1. Revocation of the part against the defendant ordering payment in excess of the following portions in the judgment of the first instance:

Reasons

1. The Plaintiff asserts that the Defendant lent to the Defendant a promissory note of KRW 40 million with a check, KRW 10 million with a total of KRW 50 million, and KRW 50 million with a total of KRW 50 million, and that the Plaintiff received a promissory note of KRW 50 million from the Defendant. In full view of each of the written evidence Nos. 1 and 2, the Plaintiff issued four copies of the instant promissory note of KRW 10 million with a face value around April 2013, and the Defendant prepared and delivered a promissory note of KRW 50 million with a face value of KRW 50 million with the Plaintiff on May 4, 2013 (hereinafter “instant promissory note”). In light of the fact that the Defendant issued the instant promissory note of KRW 50 million with the Plaintiff, the Defendant is obligated to pay KRW 50 million with a debt against the Plaintiff, and thus, the Defendant issued the instant promissory note to the Plaintiff.
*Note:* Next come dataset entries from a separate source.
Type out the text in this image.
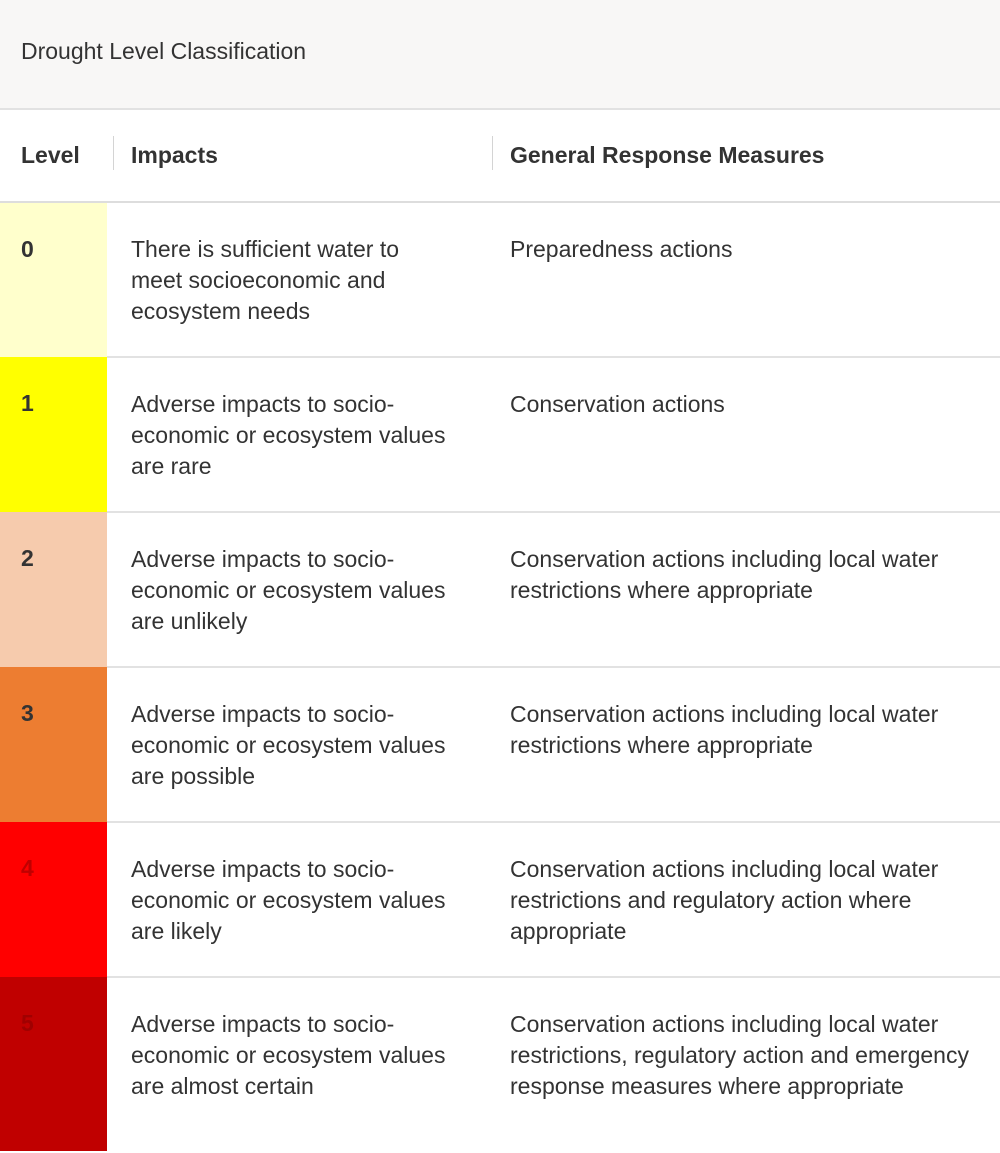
Drought Level Classification
Level	Impacts	General Response Measures

0	There is sufficient water to meet socioeconomic and ecosystem needs	Preparedness actions
1	Adverse impacts to socio-economic or ecosystem values are rare	Conservation actions
2	Adverse impacts to socio-economic or ecosystem values are unlikely	Conservation actions including local water restrictions where appropriate
3	Adverse impacts to socio-economic or ecosystem values are possible	Conservation actions including local water restrictions where appropriate
4	Adverse impacts to socio-economic or ecosystem values are likely	Conservation actions including local water restrictions and regulatory action where appropriate
5	Adverse impacts to socio-economic or ecosystem values are almost certain	Conservation actions including local water restrictions, regulatory action and emergency response measures where appropriate
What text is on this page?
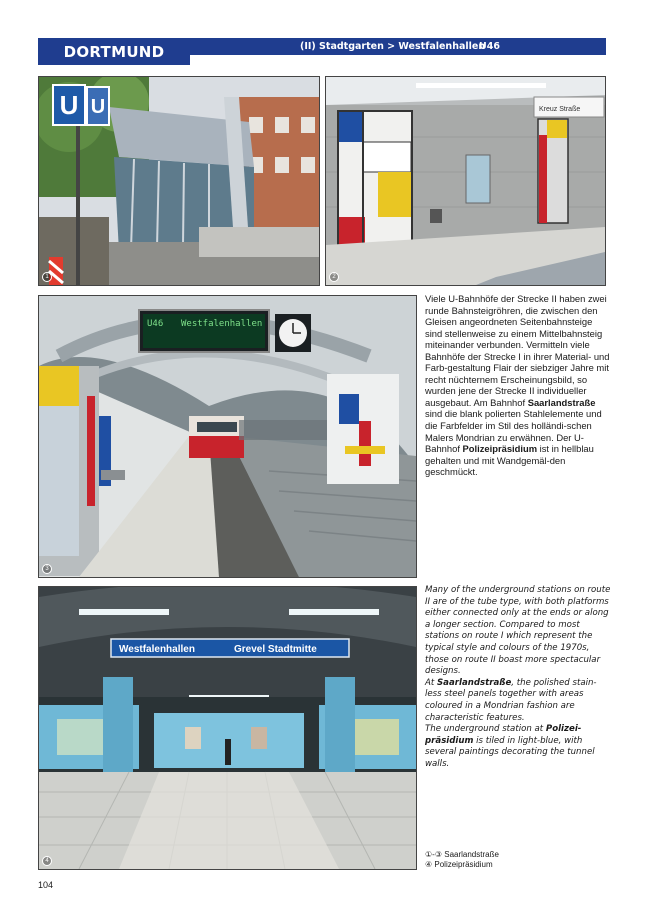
DORTMUND	(II) Stadtgarten > Westfalenhallen
U46
U U
1
Kreuz Straße
2
U46 Westfalenhallen
3
Westfalenhallen	Grevel Stadtmitte
4

Viele U-Bahnhöfe der Strecke II haben zwei runde Bahnsteigröhren, die zwischen den Gleisen angeordneten Seitenbahnsteige sind stellenweise zu einem Mittelbahnsteig miteinander verbunden. Vermitteln viele Bahnhöfe der Strecke I in ihrer Material- und Farb-gestaltung Flair der siebziger Jahre mit recht nüchternem Erscheinungsbild, so wurden jene der Strecke II individueller ausgebaut. Am Bahnhof Saarlandstraße sind die blank polierten Stahlelemente und die Farbfelder im Stil des holländi-schen Malers Mondrian zu erwähnen. Der U-Bahnhof Polizeipräsidium ist in hellblau gehalten und mit Wandgemäl-den geschmückt.

Many of the underground stations on route II are of the tube type, with both platforms either connected only at the ends or along a longer section. Compared to most stations on route I which represent the typical style and colours of the 1970s, those on route II boast more spectacular designs.

At Saarlandstraße, the polished stain-less steel panels together with areas coloured in a Mondrian fashion are characteristic features.

The underground station at Polizei-präsidium is tiled in light-blue, with several paintings decorating the tunnel walls.

①-③ Saarlandstraße
④ Polizeipräsidium
104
(2) The Defendant’s assertion is without merit, since the Plaintiff’s explanation of the intent to pay the face value of the Promissory Notes to the Plaintiff on March 2013, 2013, and the Plaintiff invested KRW 40 million in the call text business around April 2013. Since it is difficult to operate call text business, the Plaintiff’s offering of the Promissory Notes to the Defendant is merely an assertion that the Defendant would pay the face value of the Promissory Notes. However, the Defendant’s assertion is without merit since the Promissory Notes constitutes the Defendant’s expression of intent to pay the face value of the Promissory Notes. Accordingly, the Defendant’s assertion is without merit from January 17, 2015, the following day of the instant complaint, which is a duplicate of the instant complaint, to the extent of its obligation to pay damages for delay calculated on September 25, 2015, which is the first instance judgment, to the extent of its obligation to pay damages for delay by 0% per annum from the day following the date of each lawsuit under the Civil Act.